Los tiempos cambian y, si bien el porcentaje de poder que atesoran las mujeres sigue siendo ridículo, no podemos definir a las parejas que acompañan a sus maridos a una cumbre internacional como “señoras de”, porque, definitivamente, no lo son o no son solo eso. Desde Jill Biden, que se ha desprendido de tantas servidumbres de primera dama americana (desde el culto a la moda hasta la obligatoriedad de abandonar el trabajo) a Brigitte Macron, que rompe los esquemas al compartir la vida con un hombre poderoso mucho más joven; de Begoña Gómez, que posee la habilidad de seguir teniendo una vida activa y libre sin que la persigan, a la propia reina Letizia, que lleva años negociando entre el protocolo y su personalidad. No las imagino en una comida alabando las excelencias de sus maridos. Se ha subrayado mucho el hecho de que solo dos hombres formaban parte de la comitiva: Gauthier Destenay, marido del primer ministro de Luxemburgo, Xavier Bettel, y Juraj Rizman, pareja de la presidenta de Eslovaquia, Zuzana Caputová, y de que faltaban dos que declinaron la invitación. Tal vez no les agradara el plan de sumarse a una abrumadora mayoría de mujeres haciendo un tour cultural. No es extraño: la pervivencia de la cultura es cosa de ellas, según las estadísticas, y ellos no suelen apuntarse.

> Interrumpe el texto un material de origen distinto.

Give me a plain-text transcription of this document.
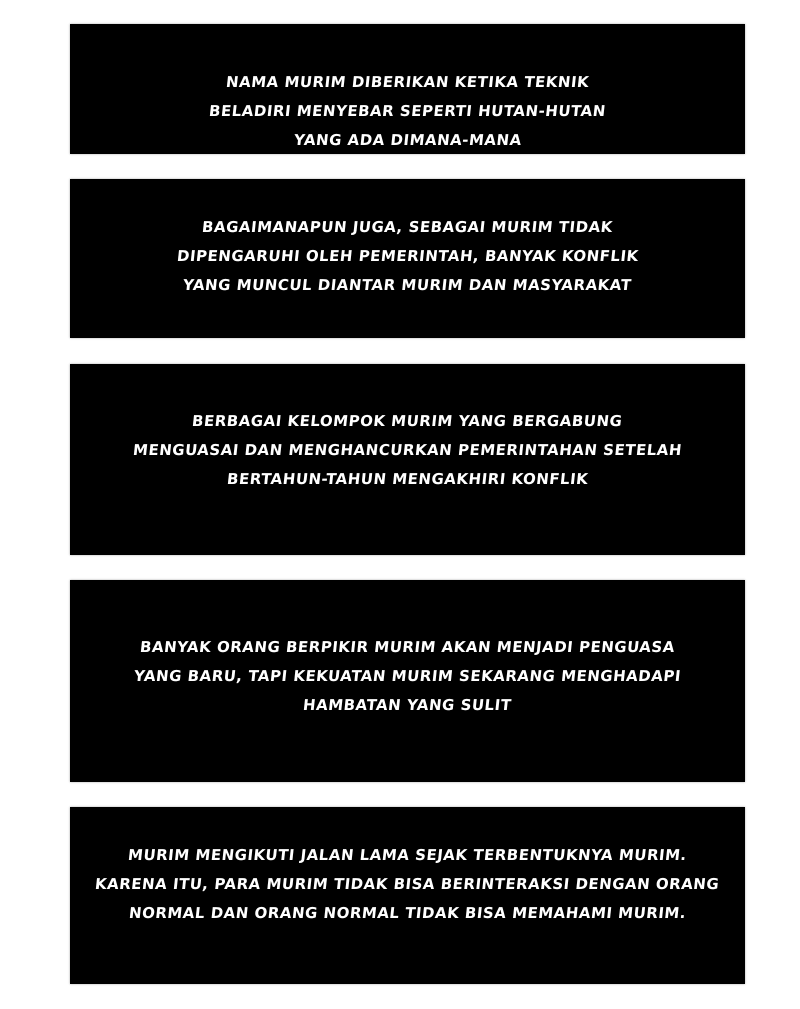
NAMA MURIM DIBERIKAN KETIKA TEKNIK
BELADIRI MENYEBAR SEPERTI HUTAN-HUTAN
YANG ADA DIMANA-MANA
BAGAIMANAPUN JUGA, SEBAGAI MURIM TIDAK
DIPENGARUHI OLEH PEMERINTAH, BANYAK KONFLIK
YANG MUNCUL DIANTAR MURIM DAN MASYARAKAT
BERBAGAI KELOMPOK MURIM YANG BERGABUNG
MENGUASAI DAN MENGHANCURKAN PEMERINTAHAN SETELAH
BERTAHUN-TAHUN MENGAKHIRI KONFLIK
BANYAK ORANG BERPIKIR MURIM AKAN MENJADI PENGUASA
YANG BARU, TAPI KEKUATAN MURIM SEKARANG MENGHADAPI
HAMBATAN YANG SULIT
MURIM MENGIKUTI JALAN LAMA SEJAK TERBENTUKNYA MURIM.
KARENA ITU, PARA MURIM TIDAK BISA BERINTERAKSI DENGAN ORANG
NORMAL DAN ORANG NORMAL TIDAK BISA MEMAHAMI MURIM.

Mi experiencia a lo largo de los años ha sido la de acompañar, pero también la de ser acompañada, y debo decir que la presencia de las parejas, sean sentimentales o de amistad, siempre anima las horas más distendidas de una jornada de trabajo. Son los medios los que ponen el acento en ese ya arcaico título de primera dama, en algo que ha perdido el viejo sentido y se ha reconvertido en una presencia más natural. No entiendo tanta indignación. Mejor sería reaccionar a la escasez de mujeres en esas cumbres en las que se decide el rearme del mundo, un giro que a mí, particularmente, me aterra, y que no se alivia en absoluto con ese espectacular escenario pictórico que cedió el Museo del Prado, por el que paseaban esos mandatarios que podrían estar retratados en una pinacoteca dentro de un siglo si siguieran existiendo los retratistas de corte.
De la guerra de los hombres a la cultura de sus parejas. Me sorprende haber escuchado tan cansinamente estos días que a las consortes se les organizó un plan de cositas de señoras. Ya estamos. Resulta que ir al Reina Sofía, a los jardines de La Granja o al Teatro Real es cosa de mujeres, de chicas, de turistillas. Ay, aquello que define nuestros prejuicios se nos escapa cuando menos cuenta nos damos. Según ha sido definido, es un plan de señoras visitar uno de los lugares más fascinantes de cualquier teatro: los talleres donde sastras, figurinistas, peluqueras o diseñadoras de pelucas plantean y realizan la puesta en escena de una ópera en la que algunos entendidos levantarán la ceja. Yo les hubiera añadido el taller de restauración de esos museos en los que se hicieron la foto. Mi consorte se apuntaría al plan. Como a la visita de la fábrica de tapices. Pero se nos llena la boca con la defensa de los oficios y en cuanto nos despistamos hacemos un comentario condescendiente. Ojalá el devenir del mundo nos permitiera mostrar esa cara de nuestro país. No sé si la presencia de mujeres favorecería la paz. De momento, parece más reflexivo posar delante de un cuadro como el Guernica.